# pattern master choke tubes



## BROWNDOG (Nov 2, 2004)

any of you guys use pattern master choke tubes ???????????


----------



## wooduck26 (Mar 21, 2002)

I used one last season and liked it......I did sell it for a different tube for this year.......but the PM was a good tube, I may own another after this spring of "testing" the new choke I bought.....Try one youll prolly like it...Dave!


----------



## GooseBuster3 (Mar 1, 2002)

Buy a Drakekiller choke tube. They by far have the best pattern out of my X2.


----------



## kolys (Feb 21, 2005)

Yessir,

Have been actually using the *"original"* Patternmaster Choke tube teamed up with my Benelli SBE for several years now. I like the other person that posted - tried several other tubes -- but after a session at the Patterning board comparing loads & tubes - I chose to use the PM. You will notice the differences at Longer Ranges & with the large shot sizes that you normally will use on Snow Geese. On the feathered Targets - Geese - with the right loads - you will see them drop "dead"!

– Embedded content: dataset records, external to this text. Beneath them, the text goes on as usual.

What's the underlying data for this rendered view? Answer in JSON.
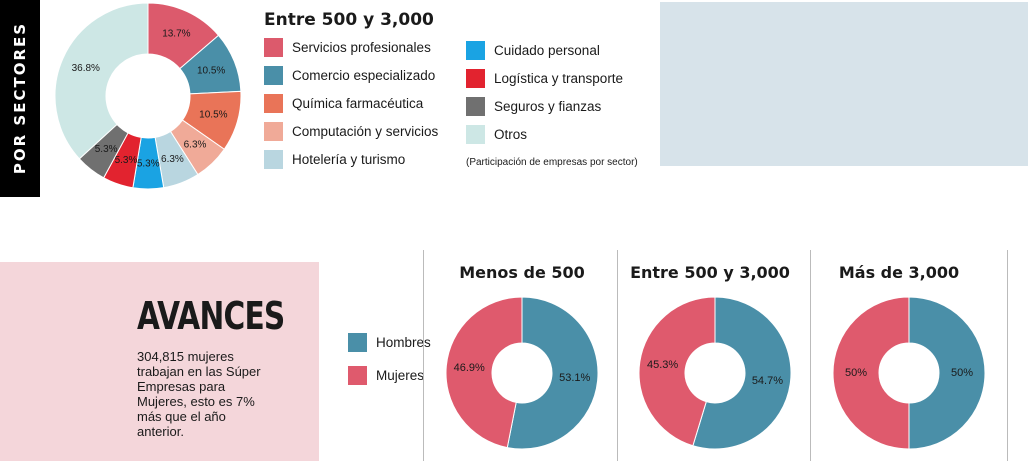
{
  "side_label": "POR SECTORES",
  "sectors": {
    "title": "Entre 500 y 3,000",
    "note": "(Participación de empresas por sector)"
  },
  "avances": {
    "title": "AVANCES",
    "text": "304,815 mujeres trabajan en las Súper Empresas para Mujeres, esto es 7% más que el año anterior."
  },
  "gender_legend": [
    "Hombres",
    "Mujeres"
  ],
  "colors": {
    "hombres": "#4a8fa8",
    "mujeres": "#df5a6d",
    "gray_panel": "#d7e3ea",
    "pink_panel": "#f4d6da"
  },
  "chart_data": [
    {
      "type": "pie",
      "title": "Entre 500 y 3,000",
      "categories": [
        "Servicios profesionales",
        "Comercio especializado",
        "Química farmacéutica",
        "Computación y servicios",
        "Hotelería y turismo",
        "Cuidado personal",
        "Logística y transporte",
        "Seguros y fianzas",
        "Otros"
      ],
      "values": [
        13.7,
        10.5,
        10.5,
        6.3,
        6.3,
        5.3,
        5.3,
        5.3,
        36.8
      ],
      "labels": [
        "13.7%",
        "10.5%",
        "10.5%",
        "6.3%",
        "6.3%",
        "5.3%",
        "5.3%",
        "5.3%",
        "36.8%"
      ],
      "colors": [
        "#dc5a6c",
        "#4a8fa8",
        "#e97458",
        "#f0aa98",
        "#b9d6e0",
        "#1aa3e3",
        "#e2232f",
        "#707070",
        "#cde7e5"
      ],
      "legend_placement": "right"
    },
    {
      "type": "pie",
      "title": "Menos de 500",
      "categories": [
        "Hombres",
        "Mujeres"
      ],
      "values": [
        53.1,
        46.9
      ],
      "labels": [
        "53.1%",
        "46.9%"
      ]
    },
    {
      "type": "pie",
      "title": "Entre 500 y 3,000",
      "categories": [
        "Hombres",
        "Mujeres"
      ],
      "values": [
        54.7,
        45.3
      ],
      "labels": [
        "54.7%",
        "45.3%"
      ]
    },
    {
      "type": "pie",
      "title": "Más de 3,000",
      "categories": [
        "Hombres",
        "Mujeres"
      ],
      "values": [
        50,
        50
      ],
      "labels": [
        "50%",
        "50%"
      ]
    }
  ]
}
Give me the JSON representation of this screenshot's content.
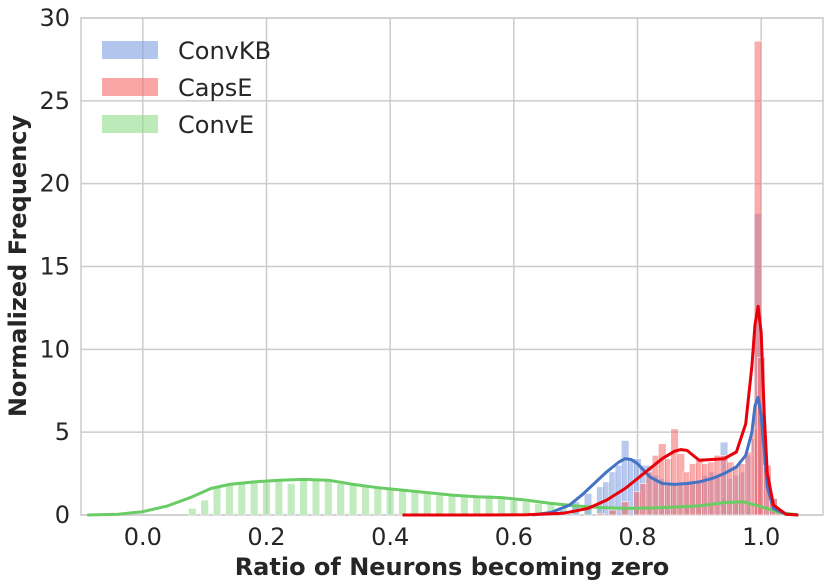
{
  "chart_data": {
    "type": "histogram-kde",
    "xlabel": "Ratio of Neurons becoming zero",
    "ylabel": "Normalized Frequency",
    "xlim": [
      -0.1,
      1.1
    ],
    "ylim": [
      0,
      30
    ],
    "xticks": [
      "0.0",
      "0.2",
      "0.4",
      "0.6",
      "0.8",
      "1.0"
    ],
    "xtick_values": [
      0.0,
      0.2,
      0.4,
      0.6,
      0.8,
      1.0
    ],
    "yticks": [
      "0",
      "5",
      "10",
      "15",
      "20",
      "25",
      "30"
    ],
    "ytick_values": [
      0,
      5,
      10,
      15,
      20,
      25,
      30
    ],
    "grid": true,
    "legend_position": "top-left",
    "series": [
      {
        "name": "ConvKB",
        "fill_color": "#7f9ee0",
        "line_color": "#4472c4",
        "bins": [
          [
            0.66,
            0.05
          ],
          [
            0.68,
            0.3
          ],
          [
            0.7,
            0.8
          ],
          [
            0.72,
            1.3
          ],
          [
            0.74,
            1.7
          ],
          [
            0.75,
            2.0
          ],
          [
            0.76,
            2.6
          ],
          [
            0.77,
            3.0
          ],
          [
            0.78,
            4.5
          ],
          [
            0.79,
            3.4
          ],
          [
            0.8,
            3.4
          ],
          [
            0.81,
            3.0
          ],
          [
            0.82,
            3.0
          ],
          [
            0.83,
            2.4
          ],
          [
            0.84,
            2.2
          ],
          [
            0.85,
            1.8
          ],
          [
            0.86,
            1.8
          ],
          [
            0.87,
            1.9
          ],
          [
            0.88,
            2.0
          ],
          [
            0.89,
            1.9
          ],
          [
            0.9,
            2.0
          ],
          [
            0.91,
            2.4
          ],
          [
            0.92,
            2.6
          ],
          [
            0.93,
            2.4
          ],
          [
            0.94,
            4.4
          ],
          [
            0.95,
            2.2
          ],
          [
            0.96,
            2.4
          ],
          [
            0.97,
            2.6
          ],
          [
            0.98,
            3.6
          ],
          [
            0.99,
            4.6
          ],
          [
            0.995,
            18.2
          ],
          [
            1.0,
            6.8
          ],
          [
            1.01,
            2.4
          ],
          [
            1.02,
            1.0
          ],
          [
            1.03,
            0.3
          ]
        ],
        "kde_x": [
          0.63,
          0.66,
          0.69,
          0.71,
          0.73,
          0.75,
          0.77,
          0.78,
          0.79,
          0.8,
          0.81,
          0.82,
          0.84,
          0.86,
          0.88,
          0.9,
          0.92,
          0.94,
          0.96,
          0.975,
          0.985,
          0.99,
          0.995,
          1.0,
          1.005,
          1.01,
          1.02,
          1.04,
          1.06
        ],
        "kde_y": [
          0.0,
          0.15,
          0.6,
          1.2,
          1.9,
          2.6,
          3.2,
          3.4,
          3.35,
          3.1,
          2.7,
          2.3,
          1.9,
          1.85,
          1.9,
          2.0,
          2.2,
          2.5,
          2.9,
          3.6,
          5.0,
          6.6,
          7.1,
          6.0,
          3.8,
          1.7,
          0.4,
          0.05,
          0.0
        ]
      },
      {
        "name": "CapsE",
        "fill_color": "#f66a6a",
        "line_color": "#e8000b",
        "bins": [
          [
            0.74,
            0.1
          ],
          [
            0.76,
            0.3
          ],
          [
            0.78,
            0.8
          ],
          [
            0.8,
            1.4
          ],
          [
            0.81,
            1.9
          ],
          [
            0.82,
            2.6
          ],
          [
            0.83,
            3.6
          ],
          [
            0.84,
            4.3
          ],
          [
            0.85,
            3.4
          ],
          [
            0.86,
            5.2
          ],
          [
            0.87,
            3.7
          ],
          [
            0.88,
            2.6
          ],
          [
            0.89,
            3.1
          ],
          [
            0.9,
            3.3
          ],
          [
            0.91,
            3.1
          ],
          [
            0.92,
            3.2
          ],
          [
            0.93,
            3.6
          ],
          [
            0.94,
            3.6
          ],
          [
            0.95,
            3.2
          ],
          [
            0.96,
            3.0
          ],
          [
            0.97,
            3.1
          ],
          [
            0.98,
            3.8
          ],
          [
            0.99,
            5.2
          ],
          [
            0.995,
            28.6
          ],
          [
            1.0,
            9.5
          ],
          [
            1.01,
            3.0
          ],
          [
            1.02,
            1.0
          ],
          [
            1.03,
            0.2
          ]
        ],
        "kde_x": [
          0.42,
          0.55,
          0.62,
          0.68,
          0.72,
          0.75,
          0.78,
          0.8,
          0.82,
          0.84,
          0.86,
          0.87,
          0.88,
          0.89,
          0.9,
          0.92,
          0.94,
          0.96,
          0.975,
          0.985,
          0.99,
          0.995,
          1.0,
          1.005,
          1.01,
          1.02,
          1.04,
          1.06
        ],
        "kde_y": [
          0.0,
          0.0,
          0.02,
          0.1,
          0.4,
          0.9,
          1.6,
          2.2,
          2.8,
          3.4,
          3.85,
          3.95,
          3.9,
          3.6,
          3.3,
          3.35,
          3.4,
          3.8,
          5.5,
          9.0,
          11.5,
          12.6,
          11.0,
          6.0,
          2.5,
          0.6,
          0.05,
          0.0
        ]
      },
      {
        "name": "ConvE",
        "fill_color": "#8fdc8a",
        "line_color": "#6acc64",
        "bins": [
          [
            0.08,
            0.4
          ],
          [
            0.1,
            0.9
          ],
          [
            0.12,
            1.7
          ],
          [
            0.14,
            1.8
          ],
          [
            0.16,
            1.9
          ],
          [
            0.18,
            2.0
          ],
          [
            0.2,
            2.0
          ],
          [
            0.22,
            2.1
          ],
          [
            0.24,
            1.9
          ],
          [
            0.26,
            2.2
          ],
          [
            0.28,
            2.1
          ],
          [
            0.3,
            2.1
          ],
          [
            0.32,
            1.9
          ],
          [
            0.34,
            1.8
          ],
          [
            0.36,
            1.7
          ],
          [
            0.38,
            1.6
          ],
          [
            0.4,
            1.6
          ],
          [
            0.42,
            1.5
          ],
          [
            0.44,
            1.4
          ],
          [
            0.46,
            1.3
          ],
          [
            0.48,
            1.2
          ],
          [
            0.5,
            1.2
          ],
          [
            0.52,
            1.1
          ],
          [
            0.54,
            1.1
          ],
          [
            0.56,
            1.2
          ],
          [
            0.58,
            1.0
          ],
          [
            0.6,
            0.9
          ],
          [
            0.62,
            0.8
          ],
          [
            0.64,
            0.7
          ],
          [
            0.66,
            0.7
          ],
          [
            0.68,
            0.5
          ],
          [
            0.7,
            0.5
          ],
          [
            0.72,
            0.5
          ],
          [
            0.74,
            0.5
          ],
          [
            0.76,
            0.4
          ],
          [
            0.78,
            0.4
          ],
          [
            0.8,
            0.4
          ],
          [
            0.82,
            0.5
          ],
          [
            0.84,
            0.5
          ],
          [
            0.86,
            0.5
          ],
          [
            0.88,
            0.5
          ],
          [
            0.9,
            0.5
          ],
          [
            0.92,
            0.6
          ],
          [
            0.94,
            1.0
          ],
          [
            0.96,
            0.8
          ],
          [
            0.98,
            0.6
          ],
          [
            1.0,
            0.4
          ],
          [
            1.02,
            0.2
          ]
        ],
        "kde_x": [
          -0.09,
          -0.04,
          0.0,
          0.04,
          0.08,
          0.11,
          0.14,
          0.18,
          0.22,
          0.26,
          0.3,
          0.34,
          0.38,
          0.42,
          0.46,
          0.5,
          0.54,
          0.58,
          0.62,
          0.66,
          0.7,
          0.74,
          0.78,
          0.82,
          0.86,
          0.9,
          0.94,
          0.97,
          1.0,
          1.03,
          1.06
        ],
        "kde_y": [
          0.0,
          0.05,
          0.2,
          0.55,
          1.1,
          1.6,
          1.85,
          2.0,
          2.1,
          2.15,
          2.1,
          1.85,
          1.65,
          1.5,
          1.35,
          1.2,
          1.1,
          1.05,
          0.9,
          0.7,
          0.55,
          0.45,
          0.4,
          0.42,
          0.48,
          0.55,
          0.75,
          0.8,
          0.5,
          0.15,
          0.0
        ]
      }
    ]
  }
}
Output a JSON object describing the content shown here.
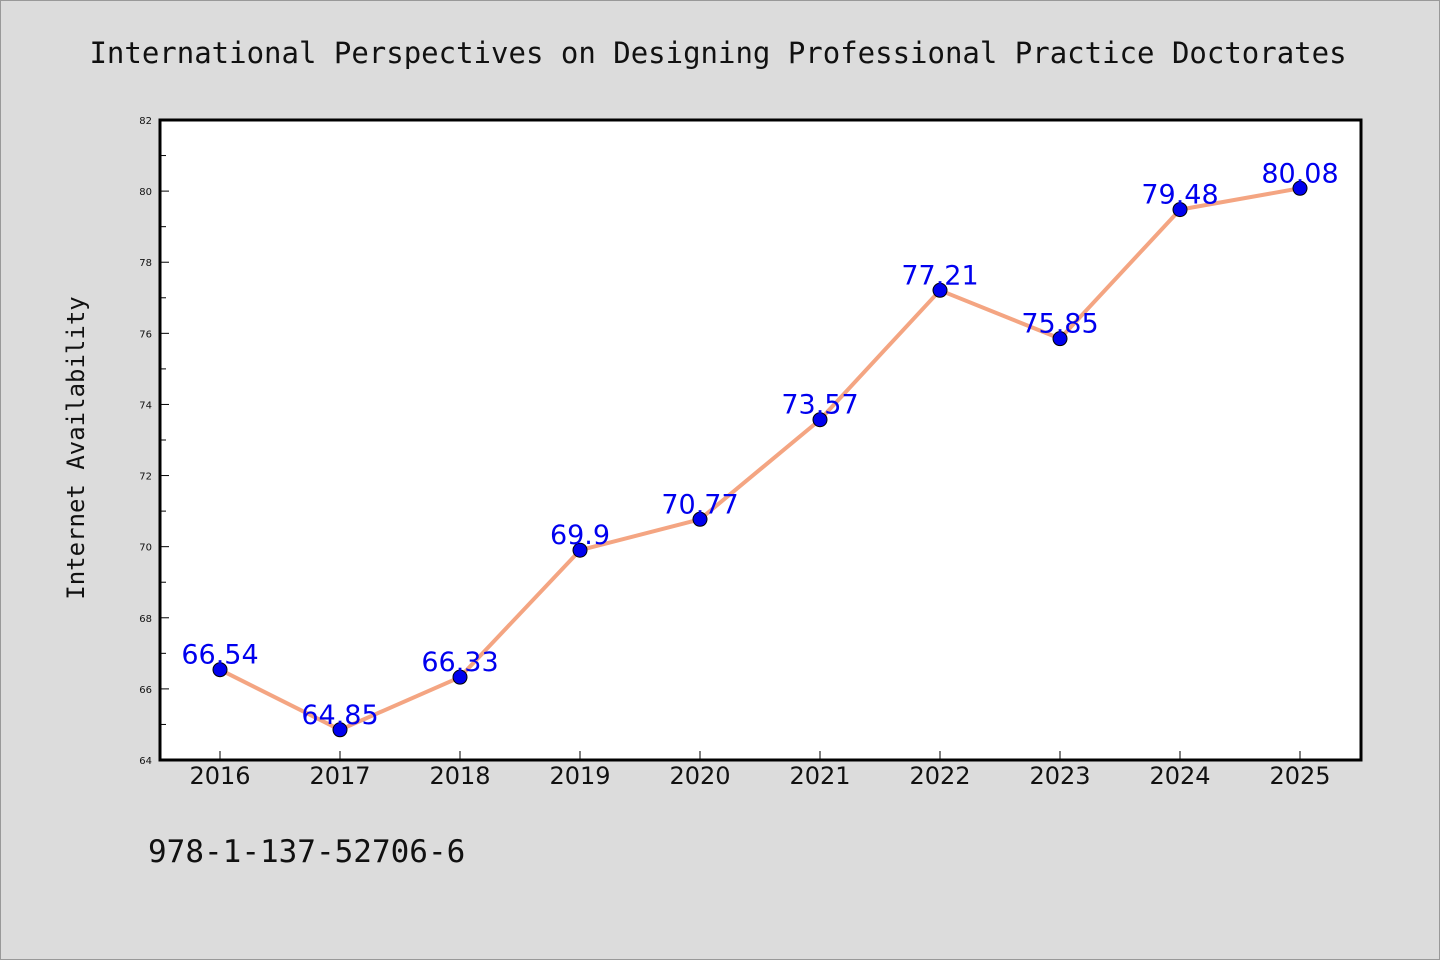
{
  "chart_data": {
    "type": "line",
    "title": "International Perspectives on Designing Professional Practice Doctorates",
    "xlabel": "",
    "ylabel": "Internet Availability",
    "categories": [
      "2016",
      "2017",
      "2018",
      "2019",
      "2020",
      "2021",
      "2022",
      "2023",
      "2024",
      "2025"
    ],
    "values": [
      66.54,
      64.85,
      66.33,
      69.9,
      70.77,
      73.57,
      77.21,
      75.85,
      79.48,
      80.08
    ],
    "data_labels": [
      "66.54",
      "64.85",
      "66.33",
      "69.9",
      "70.77",
      "73.57",
      "77.21",
      "75.85",
      "79.48",
      "80.08"
    ],
    "ylim": [
      64,
      82
    ],
    "yticks": [
      "64",
      "66",
      "68",
      "70",
      "72",
      "74",
      "76",
      "78",
      "80",
      "82"
    ],
    "grid": false,
    "legend": "none",
    "line_color": "#f4a582",
    "marker_color": "#0000ee",
    "label_color": "#0000ee",
    "plot_background": "#ffffff",
    "page_background": "#dcdcdc"
  },
  "footer": {
    "isbn": "978-1-137-52706-6"
  }
}
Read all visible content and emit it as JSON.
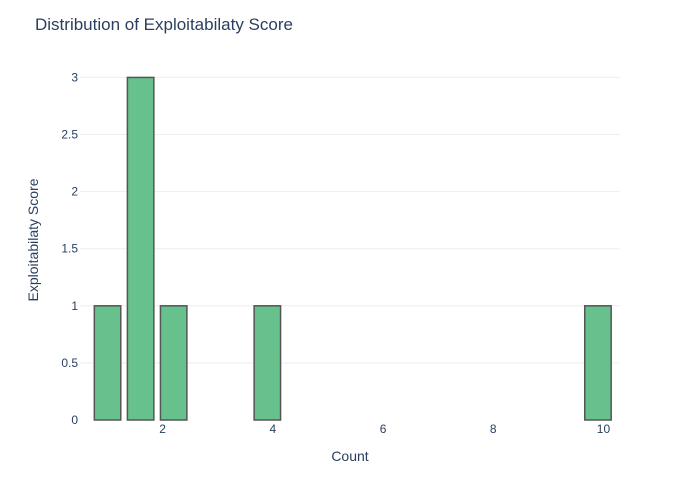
{
  "chart_data": {
    "type": "bar",
    "title": "Distribution of Exploitabilaty Score",
    "xlabel": "Count",
    "ylabel": "Exploitabilaty Score",
    "x": [
      1,
      1.6,
      2.2,
      3.9,
      9.9
    ],
    "values": [
      1,
      3,
      1,
      1,
      1
    ],
    "bar_width": 0.48,
    "xlim": [
      0.5,
      10.3
    ],
    "ylim": [
      0,
      3.1
    ],
    "xticks": [
      2,
      4,
      6,
      8,
      10
    ],
    "yticks": [
      0,
      0.5,
      1,
      1.5,
      2,
      2.5,
      3
    ],
    "ytick_labels": [
      "0",
      "0.5",
      "1",
      "1.5",
      "2",
      "2.5",
      "3"
    ],
    "bar_color": "#66c18c",
    "bar_edge_color": "#555555",
    "grid": true
  }
}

The negative - if they are close - you better be right on - cause the pattern is very tight !

I would suggest that if you are going to purchase - purchase from the original inventor that way you will be giving credit where credit is due.


----------



## 1700fps (Jan 20, 2004)

i would not use or buy a "new" patternmaster.


----------



## Maverick (Mar 4, 2002)

> Buy a Drakekiller choke tube. They by far have the best pattern out of my X2.


You buy one of these and you will love it. DK and Dan put a lot of work into these and they work way better than the patternmaster or any other kind of choke tube.
These are hunter approved!!


----------



## BROWNDOG (Nov 2, 2004)

Who makes the Drakekiller???


----------



## GooseBuster3 (Mar 1, 2002)

Kevin Haire, Custom Gun Works Fargo North Dakota.


----------